Eh quoi ! Mon père est sans défense,
Est ce là le secours que j’attendais d’Iphis ?
Iphis n’est plus.
Ô Ciel ! Et mon père ?
Ô mon fils !
Avant qu’il eut paru la porte était forcée,
Nos soldats confondus avec ceux de Lyncée,
La surprise, l’horreur, le désespoir, les cris,
Un aveugle courroux trouble tous les esprits,
On frappe, on perce tout sans distinguer personne,
Et l’on reçoit la mort sans savoir qui la donne.
Danaüs entouré d’ennemis irrités,
Tient ferme. Iphis et moi marchons à ses cotés,
Nous avançons, nos coups écartent la mêlée,
La valeur est enfin par le nombre accablée,
Danaüs renversé voit sur lui mille bras,
Disputer à l’envi l’honneur de son trépas,
Lyncée accourt. Alors sa voix et sa présence,
Du soldat furieux répriment l’insolence,
On s’arrête. Vivez ô mon père, ô mon Roi,
Dit il, reconnaissez mon amour et ma foi,
Ne me refusez point ce que le Ciel ordonne,
Le pardon d’Hypermestre et la mort d’Érigone.
Le Traître!
Iphis se trouble, et Danaüs Jaloux,
Tremble à ce que Lyncée ajoute contre vous,
Il pâlit, il partage entre Iphis et Lyncée,
Ses regards incertains, sa timide pensée,
Et déjà trop charmé des respects du vainqueur,
Il vous croit infidèle et l’oracle trompeur,
Quand Iphis (je frémis au récit de son crime)
Non non, vous n’aurez point ma mère pour victime,
Leur dit il, et les Dieux ne seront point trompeurs.
Juste Ciel !
À ces mots déployant ses fureurs,
Au sein de Danaüs il plonge son épée.
Ah cruelle ! Est-ce ainsi que vous m’avez trompé ?

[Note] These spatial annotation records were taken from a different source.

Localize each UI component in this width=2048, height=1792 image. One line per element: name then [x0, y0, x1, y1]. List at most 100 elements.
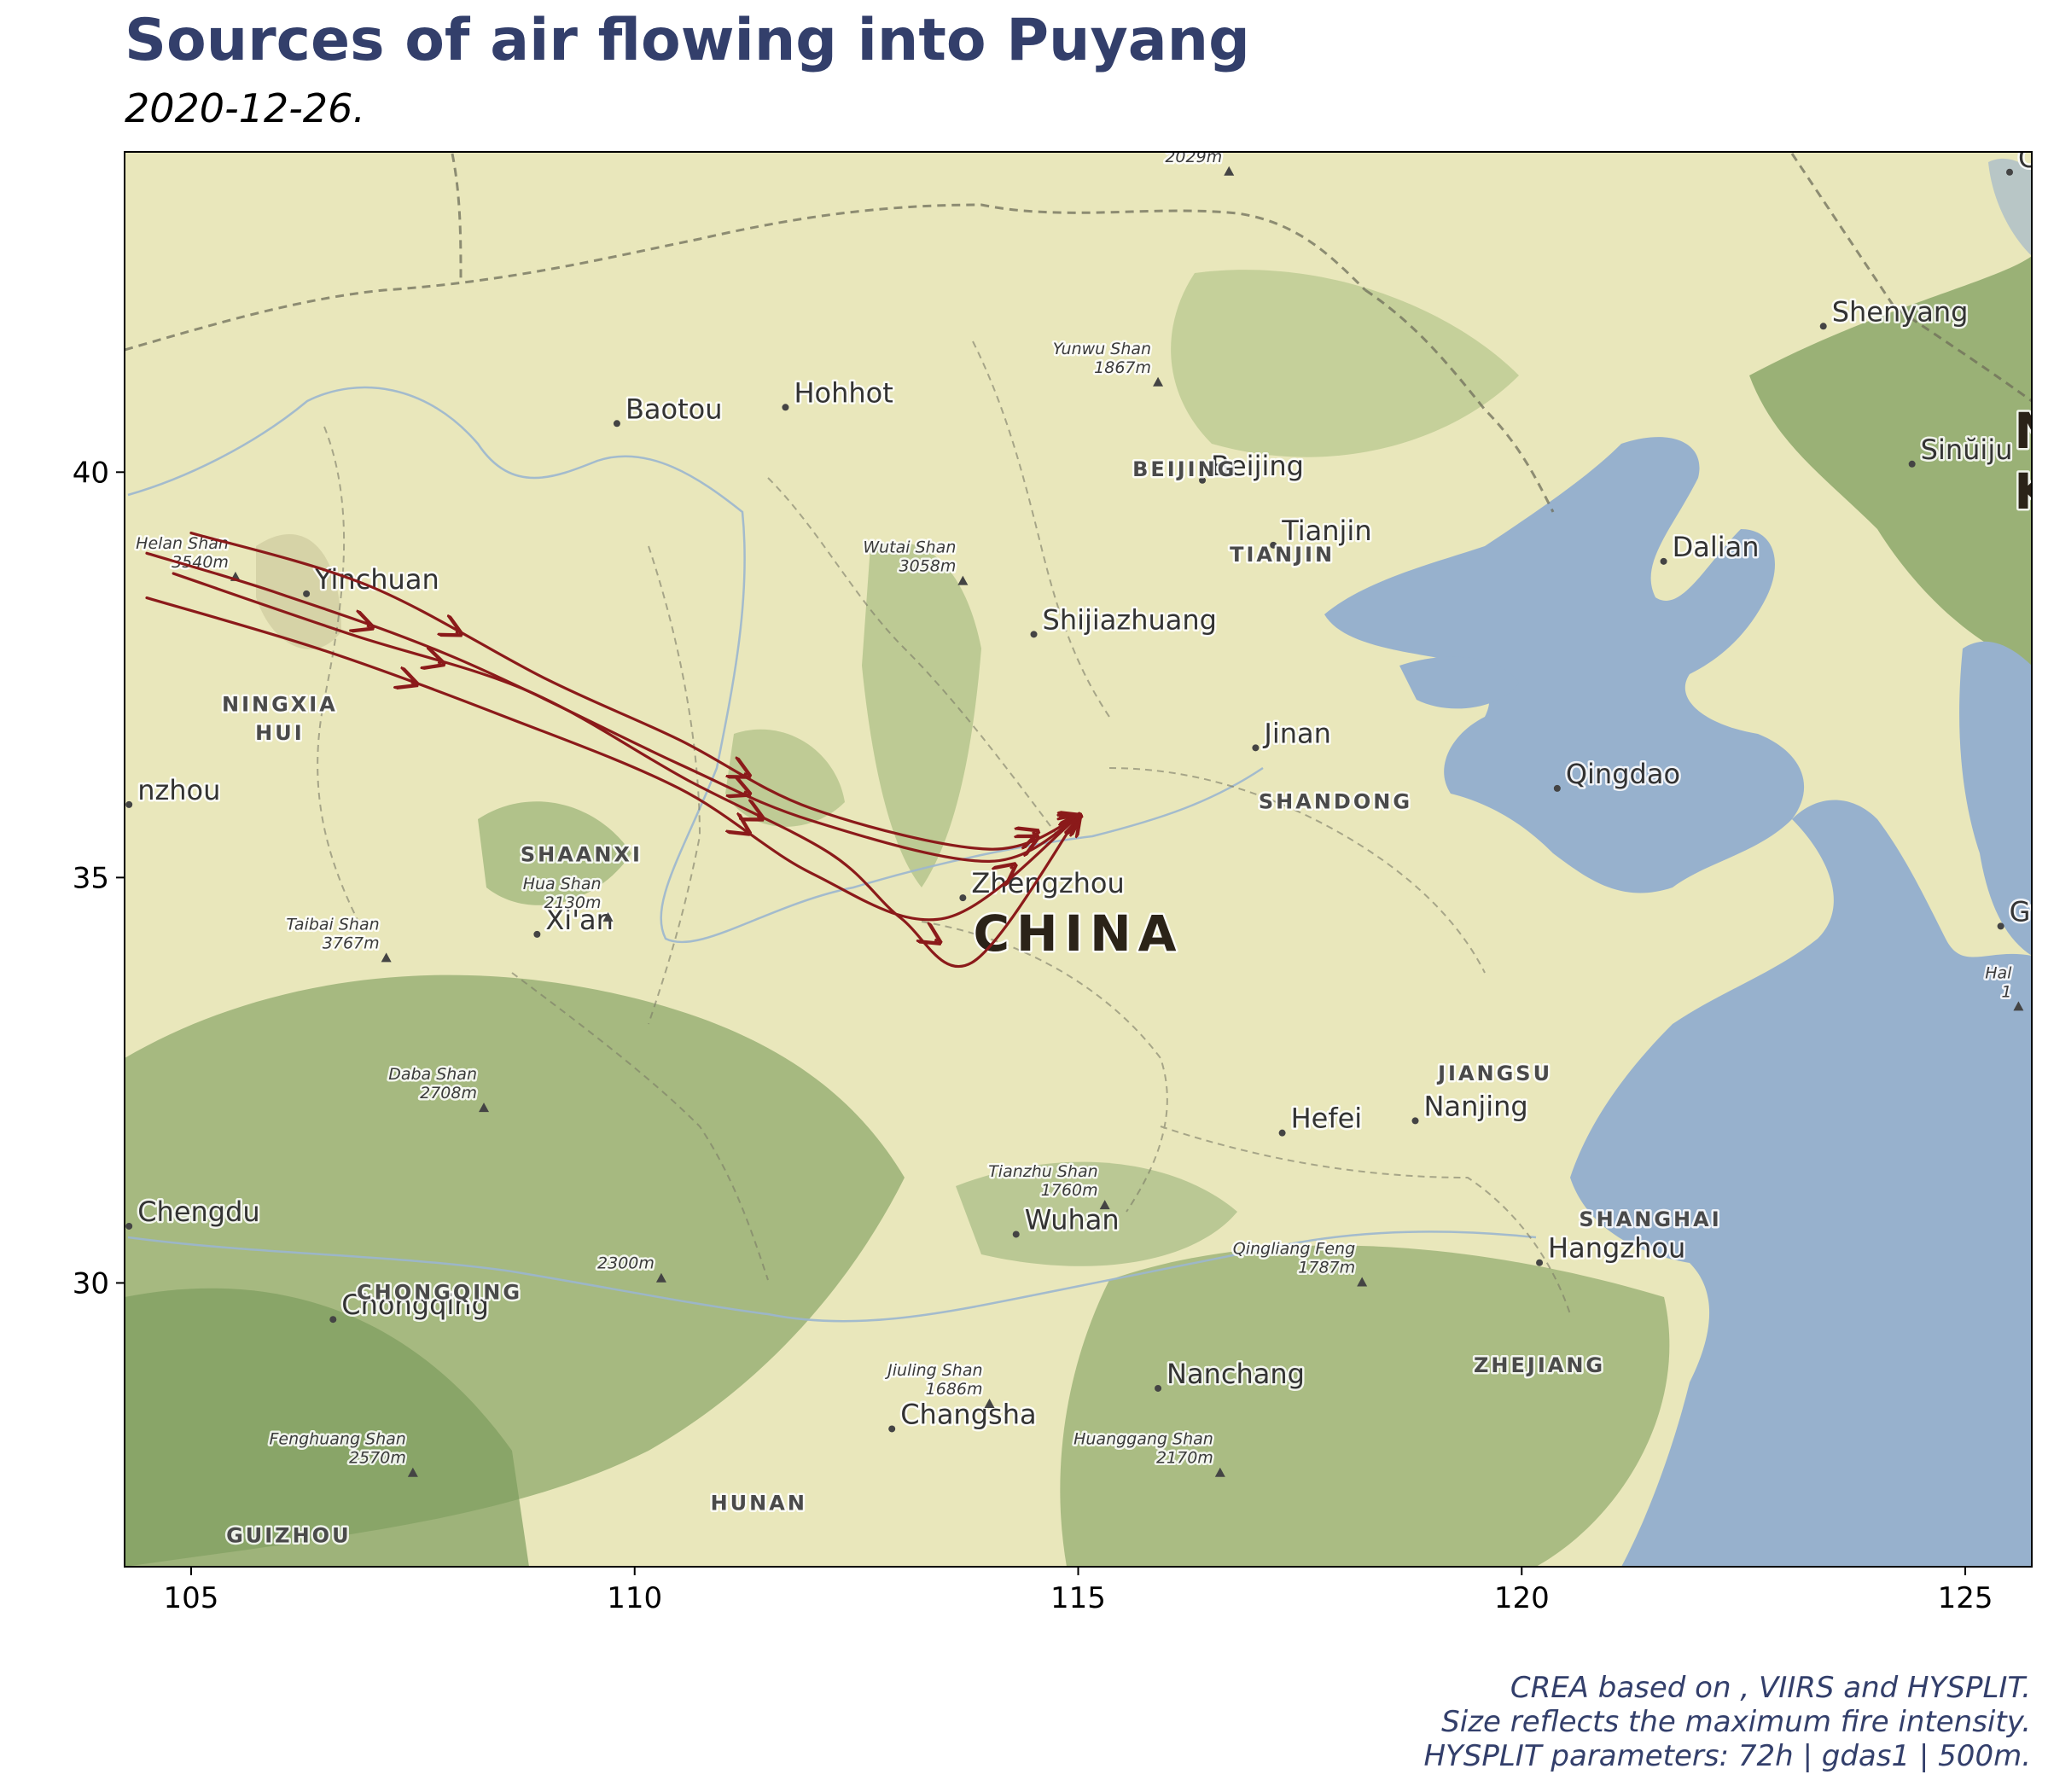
x-tick-label: 105: [164, 1581, 219, 1615]
city-marker: [303, 590, 311, 597]
province-label: SHAANXI: [521, 842, 643, 866]
province-label: GUIZHOU: [226, 1523, 352, 1547]
city-label: Qingdao: [1566, 758, 1680, 790]
peak-elevation: 1686m: [926, 1380, 983, 1399]
x-tick-label: 110: [607, 1581, 662, 1615]
city-marker: [1030, 631, 1038, 638]
province-label: HUI: [255, 721, 305, 745]
city-label: nzhou: [137, 774, 220, 806]
trajectory-arrow: [1010, 866, 1013, 868]
peak-name: Huanggangliang: [1089, 129, 1222, 148]
rivers: [127, 386, 1537, 1323]
city-marker: [2006, 168, 2014, 176]
axes: 105 110 115 120 125 30 35 40: [73, 456, 1993, 1615]
city-label: Yinchuan: [314, 563, 439, 596]
peak-name: Taibai Shan: [286, 915, 379, 934]
peak-elevation: 2708m: [420, 1084, 477, 1103]
peak-name: Tianzhu Shan: [988, 1162, 1097, 1181]
city-marker: [1252, 744, 1260, 752]
city-label: Hefei: [1291, 1103, 1363, 1135]
city-marker: [533, 930, 541, 938]
trajectory-line: [172, 572, 1080, 969]
country-label: CHINA: [973, 905, 1183, 963]
city-label: Baotou: [625, 393, 723, 425]
city-label: Hohhot: [794, 376, 893, 409]
trajectory-arrow: [744, 773, 748, 775]
city-label: Hangzhou: [1548, 1232, 1685, 1265]
trajectory-arrow: [934, 940, 937, 941]
peak-elevation: 3058m: [899, 557, 956, 576]
peak-elevation: 2130m: [544, 893, 602, 912]
city-marker: [782, 404, 789, 411]
city-marker: [888, 1425, 896, 1433]
peak-elevation: 1760m: [1041, 1181, 1098, 1200]
city-marker: [1411, 1117, 1419, 1125]
city-marker: [329, 1316, 337, 1324]
peak-marker: [984, 1398, 995, 1408]
trajectory-arrow: [456, 631, 459, 633]
country-fragment-label: N: [2014, 402, 2048, 460]
province-label: TIANJIN: [1230, 543, 1335, 567]
trajectory-arrow: [438, 662, 441, 663]
place-labels: Shenyang Baotou Hohhot Beijing Tianjin Dalian…: [125, 129, 2048, 1550]
province-label: BEIJING: [1132, 457, 1236, 481]
y-tick-label: 30: [73, 1266, 109, 1300]
terrain-shading: [125, 256, 2032, 1567]
province-label: HUNAN: [711, 1491, 807, 1515]
y-tick-label: 40: [73, 456, 109, 490]
peak-elevation: 2570m: [349, 1449, 406, 1468]
peak-marker: [479, 1103, 490, 1113]
sea-area: [1324, 158, 2032, 1567]
trajectory-layer: [145, 531, 1080, 969]
peak-elevation: 1867m: [1094, 358, 1151, 377]
peak-marker: [1224, 166, 1235, 176]
city-label: Shenyang: [1832, 295, 1969, 328]
peak-marker: [1357, 1277, 1368, 1287]
peak-name: Huanggang Shan: [1073, 1430, 1213, 1449]
map-title: Sources of air flowing into Puyang: [125, 7, 1250, 74]
city-marker: [1908, 460, 1916, 468]
city-label: Tianjin: [1281, 515, 1371, 547]
peak-marker: [957, 575, 969, 585]
city-label: Zhengzhou: [971, 867, 1124, 899]
trajectory-arrow: [411, 683, 415, 684]
province-label: NINGXIA: [222, 693, 338, 717]
city-label: Ch: [2018, 142, 2048, 174]
peak-name: Wutai Shan: [863, 538, 956, 557]
city-label: Chongqing: [341, 1289, 489, 1321]
peak-marker: [1214, 1467, 1225, 1477]
city-marker: [1270, 541, 1277, 549]
map-area: Shenyang Baotou Hohhot Beijing Tianjin Dalian…: [125, 129, 2048, 1567]
x-tick-label: 120: [1494, 1581, 1550, 1615]
city-marker: [613, 420, 620, 428]
peak-elevation: 2170m: [1156, 1449, 1213, 1468]
city-marker: [1997, 922, 2004, 930]
city-label: Changsha: [900, 1398, 1036, 1430]
province-label: JIANGSU: [1436, 1062, 1552, 1085]
city-label: Nanchang: [1167, 1358, 1305, 1390]
peak-name: Yunwu Shan: [1053, 340, 1151, 358]
peak-marker: [1099, 1200, 1110, 1210]
x-tick-label: 125: [1938, 1581, 1993, 1615]
peak-name: Helan Shan: [136, 534, 229, 553]
peak-elevation: 2029m: [1165, 148, 1222, 166]
province-label: SHANDONG: [1259, 790, 1412, 814]
trajectory-line: [145, 551, 1080, 863]
peak-marker: [1153, 376, 1164, 387]
trajectory-end-arrow: [1076, 817, 1078, 819]
city-marker: [1819, 323, 1827, 330]
peak-name: Daba Shan: [388, 1065, 477, 1084]
city-marker: [1660, 557, 1667, 565]
city-marker: [1553, 784, 1561, 792]
peak-marker: [407, 1467, 418, 1477]
city-marker: [125, 1222, 133, 1230]
city-label: Jinan: [1262, 717, 1331, 749]
city-label: Sinŭiju: [1921, 433, 2013, 466]
caption-line-2: Size reflects the maximum fire intensity…: [1441, 1705, 2031, 1739]
city-label: Xi'an: [545, 904, 614, 936]
city-label: Nanjing: [1424, 1090, 1528, 1122]
trajectory-arrow: [367, 625, 370, 626]
peak-elevation: 1787m: [1298, 1258, 1355, 1277]
city-label: Chengdu: [137, 1196, 260, 1228]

Et fumante qu’elle est de cet illustre sang,
D’un second coup lui-même il s’en perce le flanc.
Il est mort. Mais sa mort achève mon ouvrage,
De mes parents vaincus j’ai vengé le carnage,
Les oracles des Dieux enfin sont accomplis,
Je ne leur ai prêté que le bras de mon fils,
Lyncée a fait le reste il a sa part au crime,
Et c’est son fer qui vient d’immoler la victime.
Je m’attends à mourir et ne crains point la mort,
Je me suis préparée à ce dernier effort :
Je vais de mon trépas lui dérober la gloire,
Allez, heureux époux, goûter votre victoire,
Et montez sur un trône où je ne prétends rien,
Couvert de votre sang encor plus que du mien.
Dircé, je vois Lyncée, ôtons nous de sa vue.
Suivez ses pas Lycaste.
Scène VI et DERNIERE
Ô Lumière imprévue,
Ô depart, ô retour cause de mes tourments,
Ah Lyncée ! Est-ce là l’effet de vos serments ?
Hélas ! J’ai tout promis dans l’ardeur de vous plaire,
Je vous ai fait serment d’épargner votre père,
De ne vous plus revoir, d’aimer et de souffrir,
Mais ai-je fait serment de vous laisser mourir ?
Je vous laissais ici sans appui, sans défense,
Je viens de vos tyrans calmer la violence,
Pour sauver Danaüs je fais un vain effort,
Quand je lui rends la vie on lui donne la mort.
Si vous vous repentez d’avoir sauvé ma vie,
Rendez moi donc la mort que vous m’avez ravie,
Achevez, prononcez l’arrêt de mon trépas,
Mais en le prononçant ne me haïssez pas.
Vous haïr je ne puis, vous aimer je ne l’ose,
Vous voyez mes soupirs, vous en êtes la cause.
Il suffit. Laissez moi dans ce malheureux jour,
Douter au moins s’ils sont de douleur ou d’amour.